Je faisais la même chose avec une autre de mes voisines pendant son congé maternité un peu prolongé. Depuis qu'elle a repris, j'ai les clés de sa maison, et l'autorisation de venir m'y réfugier quand je veux, mon PC et mon pique-nique sous le bras. Comme je le lui écrivais dans un SMS récemment : "j'ai fait 50m, je suis chez toi, y a pas mes enfants, c'est calme, c'est le bonheur".
Réciproquement, j'ai volontiers accordé asile à une copine-voisine ayant commencé à s'offrir quelques créneaux de garde sur ses fins de journée, mais ne sachant comment se reposer quand ses enfants étaient juste de l'autre côté de la porte de sa chambre (voire, y tambourinaient).
Consciente de l'importance de cette séparation physique, je l'ai mise à l'aise : elle pouvait venir chez moi, et choisir entre causer avec moi, ou filer tout en haut s'isoler dans ma chambre et lire, passer des coups de fil, faire une sieste, n'importe ! (sans que je m'offusque ni ne dise du mal d'elle sur le blog, évidemment. C'est pour cela que j'écris si peu sur le blog en ce moment, en fait : j'ai plein de choses à dire mais comme c'est du mal au sujet de gens sur lesquels j'ai promis de ne pas médire, je me retrouve à court d'inspiration. Si si. J'vous jure. C'est l'explication)
4. La possibilité d'être tranquille, chez soi !
Eh oui, quand même, ça aussi, c'est un souci qu'on a quand on fait garder ses enfants à domicile : pouvoir passer du temps tranquille, seule, et chez soi.
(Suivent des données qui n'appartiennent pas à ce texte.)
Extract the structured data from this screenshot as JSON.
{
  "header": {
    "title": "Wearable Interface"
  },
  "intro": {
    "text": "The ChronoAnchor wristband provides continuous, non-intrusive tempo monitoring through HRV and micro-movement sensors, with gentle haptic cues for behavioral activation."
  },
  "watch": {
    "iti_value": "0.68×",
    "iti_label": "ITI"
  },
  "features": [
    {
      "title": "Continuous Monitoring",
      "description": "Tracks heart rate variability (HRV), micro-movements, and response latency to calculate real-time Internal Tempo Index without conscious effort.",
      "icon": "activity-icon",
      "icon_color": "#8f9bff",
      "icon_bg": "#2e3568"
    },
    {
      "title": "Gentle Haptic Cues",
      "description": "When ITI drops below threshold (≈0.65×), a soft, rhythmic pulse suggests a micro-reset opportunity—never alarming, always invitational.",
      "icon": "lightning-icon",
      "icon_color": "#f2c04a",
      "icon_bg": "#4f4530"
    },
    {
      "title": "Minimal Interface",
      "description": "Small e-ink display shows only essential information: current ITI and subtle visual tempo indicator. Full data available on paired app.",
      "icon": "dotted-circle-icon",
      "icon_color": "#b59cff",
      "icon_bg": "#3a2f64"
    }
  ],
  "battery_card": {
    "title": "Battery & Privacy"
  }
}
Car les solutions citées au point 3 impliquent toutes de laisser le terrain aux fauves, et ce n'est pas toujours propice à la détente :
- Pour des raisons financières, d'abord : c'était ce qui me manquait l'an dernier, c'était chouette de retrouver des copines au resto, mais bon, pas très économique à la longue
- pour des raisons logistiques, ensuite : y a des moments, on aimerait bien ne pas avoir ses gosses dans les pattes pour RANGER. (par exemple) Ranger TRANQUILLE!
- pour des raisons de détente, enfin : être seule chez soi; pouvoir, même, s'allonger sur son lit; faire une sieste, peut-être ?
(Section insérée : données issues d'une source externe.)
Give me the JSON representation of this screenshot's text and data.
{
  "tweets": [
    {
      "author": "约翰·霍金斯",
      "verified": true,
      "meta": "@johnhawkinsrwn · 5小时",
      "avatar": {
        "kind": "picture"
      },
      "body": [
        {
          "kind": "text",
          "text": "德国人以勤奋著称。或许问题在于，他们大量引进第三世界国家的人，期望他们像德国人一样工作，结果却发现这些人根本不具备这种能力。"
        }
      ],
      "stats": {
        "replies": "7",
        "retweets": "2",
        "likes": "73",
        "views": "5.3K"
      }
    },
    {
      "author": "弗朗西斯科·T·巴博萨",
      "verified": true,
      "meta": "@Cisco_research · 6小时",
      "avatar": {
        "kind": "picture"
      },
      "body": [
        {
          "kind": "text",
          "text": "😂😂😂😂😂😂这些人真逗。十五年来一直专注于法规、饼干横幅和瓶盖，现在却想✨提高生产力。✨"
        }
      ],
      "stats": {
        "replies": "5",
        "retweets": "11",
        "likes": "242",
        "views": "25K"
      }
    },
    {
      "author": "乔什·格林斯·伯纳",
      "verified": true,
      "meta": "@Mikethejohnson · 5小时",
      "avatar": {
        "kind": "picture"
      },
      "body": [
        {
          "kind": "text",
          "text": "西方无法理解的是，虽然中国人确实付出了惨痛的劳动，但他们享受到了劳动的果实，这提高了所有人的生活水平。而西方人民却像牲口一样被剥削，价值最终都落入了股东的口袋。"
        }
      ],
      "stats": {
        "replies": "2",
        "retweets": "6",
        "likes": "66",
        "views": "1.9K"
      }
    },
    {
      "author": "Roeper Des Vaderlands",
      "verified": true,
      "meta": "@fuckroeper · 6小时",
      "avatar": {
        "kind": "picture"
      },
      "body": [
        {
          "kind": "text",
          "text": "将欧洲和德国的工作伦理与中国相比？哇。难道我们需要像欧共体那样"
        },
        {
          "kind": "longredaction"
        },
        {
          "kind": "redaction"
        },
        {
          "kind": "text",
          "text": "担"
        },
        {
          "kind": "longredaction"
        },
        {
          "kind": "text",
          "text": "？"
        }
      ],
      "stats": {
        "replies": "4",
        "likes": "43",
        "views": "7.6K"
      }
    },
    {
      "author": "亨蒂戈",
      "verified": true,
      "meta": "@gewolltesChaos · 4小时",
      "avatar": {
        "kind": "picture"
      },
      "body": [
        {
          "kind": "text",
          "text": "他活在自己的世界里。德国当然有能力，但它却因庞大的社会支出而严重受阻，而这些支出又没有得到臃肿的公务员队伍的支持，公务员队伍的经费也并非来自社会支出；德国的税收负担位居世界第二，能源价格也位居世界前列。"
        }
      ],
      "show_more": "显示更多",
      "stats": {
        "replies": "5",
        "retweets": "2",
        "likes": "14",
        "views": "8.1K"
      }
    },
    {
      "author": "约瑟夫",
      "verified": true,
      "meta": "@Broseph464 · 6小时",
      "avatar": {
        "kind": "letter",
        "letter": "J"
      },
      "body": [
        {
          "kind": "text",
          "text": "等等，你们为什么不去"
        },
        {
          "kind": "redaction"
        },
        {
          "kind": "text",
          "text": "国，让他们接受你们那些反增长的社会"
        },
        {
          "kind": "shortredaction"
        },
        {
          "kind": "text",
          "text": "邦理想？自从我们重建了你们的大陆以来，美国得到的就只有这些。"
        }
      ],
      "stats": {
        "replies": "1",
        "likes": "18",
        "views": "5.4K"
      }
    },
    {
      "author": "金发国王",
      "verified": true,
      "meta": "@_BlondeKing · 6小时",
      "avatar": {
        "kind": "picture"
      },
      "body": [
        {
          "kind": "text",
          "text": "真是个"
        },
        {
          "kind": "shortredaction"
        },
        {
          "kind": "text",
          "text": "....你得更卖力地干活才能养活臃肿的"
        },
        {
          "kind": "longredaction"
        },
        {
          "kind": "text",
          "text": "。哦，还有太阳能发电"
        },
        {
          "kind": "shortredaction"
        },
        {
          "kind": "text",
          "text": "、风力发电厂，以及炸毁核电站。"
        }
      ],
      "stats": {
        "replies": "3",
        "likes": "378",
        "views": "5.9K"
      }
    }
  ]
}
- Accessoirement, on pourrait aussi avoir envie d'inviter une copine à boire un café ou déjeuner, au lieu d'être l'éternelle squatteuse.
Donc, dans le choix du mode de garde, des horaires, et dans les réflexions logistiques, il est bon d'inclure la possibilité, au moins de temps à autre, d'expédier tout ce joli monde DEHORS, pour se retrouver seul maître chez soi.
Au moins sur une partie du créneau :
- grande balade au parc ou dans les rues de la ville,
- à Strasbourg il y avait eu des journées au Vaisseau, il m'était même arrivé d'aller y déposer nounou et enfants le matin, pour aller les y chercher en fin de journée, quand le trajet s'annonçait trop compliqué pour leur permettre de le gérer de manière autonome.
- ici ma grande amie est notre ludothèque chérie : à condition d'avoir une babysitter assez mature pour gérer le quart d'heure de trajet à pied dans les rues, hop, c'est plusieurs heures de calme chez moi.
Inclure la possibilité donc... et l'utiliser !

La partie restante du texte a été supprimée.